A proactive debate in education at the moment - indeed, one that verges on being a wind-up - is whether children still need to learn handwriting.

But it is a rather one-sided debate. Even though most adults in Britain today will write more on a keyboard than with a pen, few are willing to argue against it as a necessary skill for pupils.

A key argument for retaining handwriting lessons is the role they play in teaching pupils the very basics of reading and writing. By forming letters by hand, over and over again, children grow more accustomed to their shapes and functions. It is one of the oldest and most traditional forms of what now might be called kinaesthetic learning.

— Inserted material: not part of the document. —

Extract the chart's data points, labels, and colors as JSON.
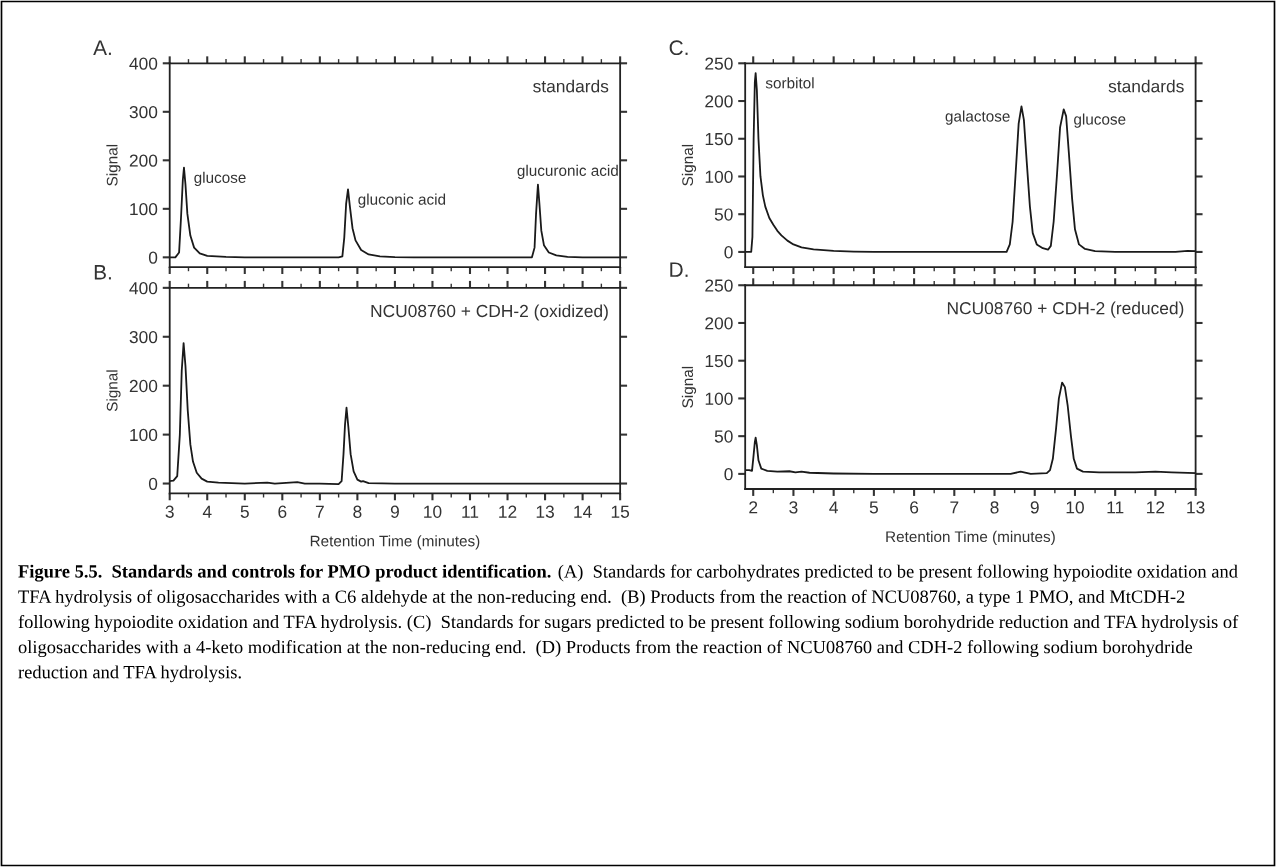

Yet there is a tendency for those outside schools to forget how hands-on a lot of learning is. In their imaginations, teaching is reduced to transmission, with pupils spending their entire time sitting quietly and absorbing knowledge from their teachers’ speeches, as if watching a lecture, or television.

Professors Bill Lucas and Guy Claxton argue that most pupils, in fact, spend more than half their time in formal education learning in a hands-on way. The two professors are based at the University of Winchester in its Centre for Real-World Learning (an institution whose title alone is more than a little mischievous), and have recently been carrying out research on practical forms of learning for the qualifications body City and Guilds.

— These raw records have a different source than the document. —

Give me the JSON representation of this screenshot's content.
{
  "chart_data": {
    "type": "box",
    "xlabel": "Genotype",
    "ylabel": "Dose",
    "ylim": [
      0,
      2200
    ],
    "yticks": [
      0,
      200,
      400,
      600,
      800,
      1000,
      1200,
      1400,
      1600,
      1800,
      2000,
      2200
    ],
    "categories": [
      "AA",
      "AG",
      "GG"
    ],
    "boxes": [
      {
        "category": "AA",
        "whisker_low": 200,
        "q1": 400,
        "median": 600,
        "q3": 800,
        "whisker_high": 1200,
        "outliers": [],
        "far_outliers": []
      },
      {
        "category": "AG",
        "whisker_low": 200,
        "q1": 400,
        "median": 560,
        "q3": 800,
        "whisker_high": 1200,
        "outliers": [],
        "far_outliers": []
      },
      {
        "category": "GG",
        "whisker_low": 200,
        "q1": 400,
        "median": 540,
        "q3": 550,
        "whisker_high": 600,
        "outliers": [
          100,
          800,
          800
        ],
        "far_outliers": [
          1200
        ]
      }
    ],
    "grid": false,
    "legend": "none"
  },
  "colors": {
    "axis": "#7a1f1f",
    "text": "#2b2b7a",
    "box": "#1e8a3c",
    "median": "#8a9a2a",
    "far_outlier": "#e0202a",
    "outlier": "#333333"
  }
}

Their article today is a sneak preview of that research, due to be published next month. Practical learning is not just part of BTECs in bricklaying and other vocational courses, they argue, but all learning.

Among the examples they give of good practice is the support given to the diver Tom Daley by his coach Andy Banks. The Olympic coach demonstrates many of the best qualities of the practical teacher, they write, including the way he has consciously shifted his role from “dictator” to “facilitator” as his charge has grown more adept on the high diving board.

Is that hands-on learning or feet-on learning? Actually, it doesn’t matter whether the lesson is on handwriting or backflips: let them roll up their sleeves and dive in.